Flag Translate

Lista rozwijana - podróże

wtorek, 8 sierpnia 2017

"Pod błękitnym greckim niebem" - książka przyjemnie grecka :)



Książki z Grecją w tle pochłaniam jedna za drugą. Czy to przewodniki, czy powieści, czy kryminały. Ważne, że treść pozwala znaleźć mi się na jakiejś greckiej wyspie. Jedne są lepsze, inne... hmmmm... no może po prostu nie dla mnie... ale czytam, czytam, czytam ... :)
i chcę podzielić się z Wami moimi wrażeniami.
Czytajmy więc razem... Znacie te książki? a może przeczytaliście jeszcze inne? Na Wasze opinie i propozycje czytelnicze czekam w komentarzach :)

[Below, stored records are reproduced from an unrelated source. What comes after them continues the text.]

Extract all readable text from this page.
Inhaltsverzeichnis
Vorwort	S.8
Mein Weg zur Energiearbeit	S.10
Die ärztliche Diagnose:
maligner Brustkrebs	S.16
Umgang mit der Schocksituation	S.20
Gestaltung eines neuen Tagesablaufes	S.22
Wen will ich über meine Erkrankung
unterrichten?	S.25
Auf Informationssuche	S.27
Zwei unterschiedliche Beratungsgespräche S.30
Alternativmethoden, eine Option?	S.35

Dziś o Tilos, o miłości, o greckim błękitnym niebie... 


"Pod błękitnym greckim niebem" - Jennifer Barclay

Tytuł oryginału: Falling in Honey
Tłumaczenie: Katarzyna Janusik
Wydawnictwo: Pascal
Bielsko Biała 2014
Ilość stron: 319
Jedna z moich ulubionych książek z Grecją w tle. Uwielbiam wracać do tej książki ponieważ jest napisana w niezwykle przyjazny, nieskomplikowany sposób. Ta książka naprawdę odpręża i pozwala znaleźć się w Grecji. Rzecz dzieje się na wyspie Tilos. Pomimo, że jak dotąd nigdy nie odwiedziłam tej wyspy, po przeczytaniu książki mam wrażenie, że Tilos to moja wyspa. Snuję więc plany podróży i czuję, że gdy odwiedzę w końcu Tilos wszędzie trafię bez map i przewodników bo przecież byłam już tam z Jennifer :)
Może banalna historia pewnej nieudanej "miłości" i jej następstwa związane z dokonywaniem rewolucji życiowych przez bohaterkę powieści. Jennifer snuje plany związane z jej ukochanym, gdy ten nagle stwierdza, że to chyba nie "to". Taki cios sprawia, że główna bohaterka postanawia jednak mieć coś od życia. Wszystkie drogi prowadzą ją na Tilos gdzie zaczyna żyć naprawdę. Czytelnik zwiedza wyspę razem z główną bohaterką, razem z nią chodzi wąskimi górskimi ścieżkami, razem z nią poznaje żyjących tam Greków i razem z nią kąpie się w ciepłym morzu. Życie potrafi być naprawdę piękne :) a gdy toczy się na maleńkiej greckiej wyspie to już bez wątpienia musi być prawdziwy raj :) Jednym słowem: ja - czytelniczo - wracam na Tilos z olbrzymią przyjemnością.